Quite bizarre this match but then France were involved. They fell 19-14 against Tonga who should have won by 20 points if they'd taken half the tries they created.
Tonga were ready from the start and while their scrum was a bit erratic, they were determined and inventive enough to give their rivals a comprehensive defeat.
France's bonus point for finishing inside a seven point margin confirmed they would advance to the quarterfinals despite any other results in the last round. But they made torrid work of that.
Referee Steve Walsh awarded France an injury-time penalty in front of the posts which would have guaranteed them the bonus point. Instead they called for a scrum and spun the ball wide for Vincent Clerc to score after a TMO decision. Work that out.
All the praise went to the men in red who were ranked 13th in the world at the start of the tournament. They dominated their Six Nations opponents with halfback Taniela Moa the key figure in creating much of the damage with his mix of silky passing, attacking kicks and powerful bursts.
Either side of the intermission, Tonga faced problems when Walsh, after advice from his assistant Dave Pearson, sinbinned Sukanaivalu Hufanga who had pounded Clerc in a powerful and awkward tackle.

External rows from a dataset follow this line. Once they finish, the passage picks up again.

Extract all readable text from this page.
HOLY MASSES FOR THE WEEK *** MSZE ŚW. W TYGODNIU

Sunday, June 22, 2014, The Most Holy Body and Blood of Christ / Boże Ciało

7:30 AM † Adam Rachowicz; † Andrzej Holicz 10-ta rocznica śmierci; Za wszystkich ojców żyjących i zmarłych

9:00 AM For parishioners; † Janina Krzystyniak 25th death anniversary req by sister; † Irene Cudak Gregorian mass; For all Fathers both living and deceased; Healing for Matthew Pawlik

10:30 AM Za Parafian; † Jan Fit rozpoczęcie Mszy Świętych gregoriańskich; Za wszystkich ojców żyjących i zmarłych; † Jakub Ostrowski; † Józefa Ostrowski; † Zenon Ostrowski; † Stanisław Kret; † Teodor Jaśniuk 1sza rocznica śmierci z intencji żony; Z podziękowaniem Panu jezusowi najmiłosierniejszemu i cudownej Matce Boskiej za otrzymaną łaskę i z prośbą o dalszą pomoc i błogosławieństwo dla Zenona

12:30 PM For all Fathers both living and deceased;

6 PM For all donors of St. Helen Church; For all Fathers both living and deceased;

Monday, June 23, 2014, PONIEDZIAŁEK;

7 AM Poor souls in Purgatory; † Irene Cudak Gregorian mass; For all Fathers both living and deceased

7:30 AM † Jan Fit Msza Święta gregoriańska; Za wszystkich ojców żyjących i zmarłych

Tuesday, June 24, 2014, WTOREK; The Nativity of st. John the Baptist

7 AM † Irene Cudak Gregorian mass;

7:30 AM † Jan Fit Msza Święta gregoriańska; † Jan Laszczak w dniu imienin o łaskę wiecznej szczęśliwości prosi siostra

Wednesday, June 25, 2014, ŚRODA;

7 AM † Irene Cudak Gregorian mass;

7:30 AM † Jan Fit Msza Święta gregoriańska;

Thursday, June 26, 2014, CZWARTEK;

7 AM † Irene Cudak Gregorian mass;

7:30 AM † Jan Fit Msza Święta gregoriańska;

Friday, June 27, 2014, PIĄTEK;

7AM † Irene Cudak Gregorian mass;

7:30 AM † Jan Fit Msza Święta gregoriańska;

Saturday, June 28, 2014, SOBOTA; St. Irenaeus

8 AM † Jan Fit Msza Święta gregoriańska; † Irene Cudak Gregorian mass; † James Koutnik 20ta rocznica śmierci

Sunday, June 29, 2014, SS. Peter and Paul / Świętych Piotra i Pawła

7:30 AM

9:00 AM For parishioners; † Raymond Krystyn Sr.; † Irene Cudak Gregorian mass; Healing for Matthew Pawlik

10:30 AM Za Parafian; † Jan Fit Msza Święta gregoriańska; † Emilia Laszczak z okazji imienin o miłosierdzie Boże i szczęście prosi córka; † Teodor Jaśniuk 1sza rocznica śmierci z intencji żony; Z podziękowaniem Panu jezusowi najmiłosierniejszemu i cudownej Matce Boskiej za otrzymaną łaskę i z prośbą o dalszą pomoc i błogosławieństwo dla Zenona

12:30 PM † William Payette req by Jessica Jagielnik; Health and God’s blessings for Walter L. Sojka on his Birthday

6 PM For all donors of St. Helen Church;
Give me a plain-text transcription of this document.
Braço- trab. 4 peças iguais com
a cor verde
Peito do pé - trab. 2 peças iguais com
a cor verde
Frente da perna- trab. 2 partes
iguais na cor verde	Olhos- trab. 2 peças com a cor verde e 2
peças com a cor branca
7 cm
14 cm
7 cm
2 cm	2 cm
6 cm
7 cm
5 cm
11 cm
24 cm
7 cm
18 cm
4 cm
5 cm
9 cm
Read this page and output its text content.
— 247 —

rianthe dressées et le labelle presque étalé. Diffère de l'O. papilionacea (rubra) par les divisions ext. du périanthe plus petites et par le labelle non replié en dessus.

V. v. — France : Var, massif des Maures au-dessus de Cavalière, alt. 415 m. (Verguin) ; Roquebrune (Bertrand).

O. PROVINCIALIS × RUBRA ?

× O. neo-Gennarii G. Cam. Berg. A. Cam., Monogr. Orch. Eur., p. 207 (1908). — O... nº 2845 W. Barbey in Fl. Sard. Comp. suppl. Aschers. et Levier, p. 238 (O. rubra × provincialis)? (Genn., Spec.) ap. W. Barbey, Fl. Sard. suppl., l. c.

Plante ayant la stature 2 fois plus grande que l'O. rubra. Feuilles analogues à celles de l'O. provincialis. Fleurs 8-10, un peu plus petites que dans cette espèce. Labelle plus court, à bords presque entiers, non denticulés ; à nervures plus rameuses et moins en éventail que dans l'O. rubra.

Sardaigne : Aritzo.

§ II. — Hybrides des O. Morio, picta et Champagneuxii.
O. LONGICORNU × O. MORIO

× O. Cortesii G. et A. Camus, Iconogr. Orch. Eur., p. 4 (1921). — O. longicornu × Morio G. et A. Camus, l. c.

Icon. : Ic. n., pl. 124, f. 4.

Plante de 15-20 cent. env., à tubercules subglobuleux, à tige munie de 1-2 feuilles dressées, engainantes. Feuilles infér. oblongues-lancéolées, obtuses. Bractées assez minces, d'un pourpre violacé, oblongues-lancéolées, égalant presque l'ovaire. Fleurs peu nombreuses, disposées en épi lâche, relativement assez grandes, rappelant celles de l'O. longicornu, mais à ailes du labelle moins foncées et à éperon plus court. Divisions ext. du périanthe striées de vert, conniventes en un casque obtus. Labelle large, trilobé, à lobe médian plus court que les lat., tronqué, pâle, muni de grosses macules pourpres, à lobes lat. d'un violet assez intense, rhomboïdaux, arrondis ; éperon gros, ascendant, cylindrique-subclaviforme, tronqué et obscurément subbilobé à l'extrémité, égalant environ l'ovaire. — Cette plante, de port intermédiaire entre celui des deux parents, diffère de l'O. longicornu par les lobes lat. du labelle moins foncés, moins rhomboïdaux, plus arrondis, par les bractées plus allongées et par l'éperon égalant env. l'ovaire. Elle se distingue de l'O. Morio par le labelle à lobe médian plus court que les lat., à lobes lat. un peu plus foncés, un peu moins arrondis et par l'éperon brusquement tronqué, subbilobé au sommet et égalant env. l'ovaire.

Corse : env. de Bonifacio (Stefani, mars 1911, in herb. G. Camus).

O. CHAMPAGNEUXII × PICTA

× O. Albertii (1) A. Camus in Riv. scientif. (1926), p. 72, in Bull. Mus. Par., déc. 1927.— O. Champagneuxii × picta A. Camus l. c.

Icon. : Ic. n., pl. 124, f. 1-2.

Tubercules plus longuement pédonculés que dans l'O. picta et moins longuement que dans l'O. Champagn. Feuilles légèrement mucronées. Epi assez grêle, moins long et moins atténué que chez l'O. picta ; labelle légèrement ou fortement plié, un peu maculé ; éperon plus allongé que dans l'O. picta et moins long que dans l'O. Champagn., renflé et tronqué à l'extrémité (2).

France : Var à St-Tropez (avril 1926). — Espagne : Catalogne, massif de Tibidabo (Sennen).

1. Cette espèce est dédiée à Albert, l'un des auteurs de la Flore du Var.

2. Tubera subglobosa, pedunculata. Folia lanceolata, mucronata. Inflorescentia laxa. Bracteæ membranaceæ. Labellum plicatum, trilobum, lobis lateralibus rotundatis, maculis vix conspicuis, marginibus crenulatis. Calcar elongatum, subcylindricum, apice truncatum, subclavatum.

Tonga were not deterred. They kept up their feisty expression while France remained strangely fractured and disorganised. They did not look as if they believed they could win and Sione Kalamafoni preyed on that listlessness and used them as tackle bags.
When French utility Fabrice Estabanez was carded for a lifting tackle, Tonga eased further ahead with two penalties on a great evening for the men clad in the fiery red kit from the Kingdom of Tonga.
French coach Marc Lievremont drank alone that night as his squad scattered throughout the capital and the travelling media piled scorn on the Tricolores. The rugby pictures were bleak yet the coach spoke of the beautiful adventure continuing, one he was probably not prepared for as France somehow reached the final.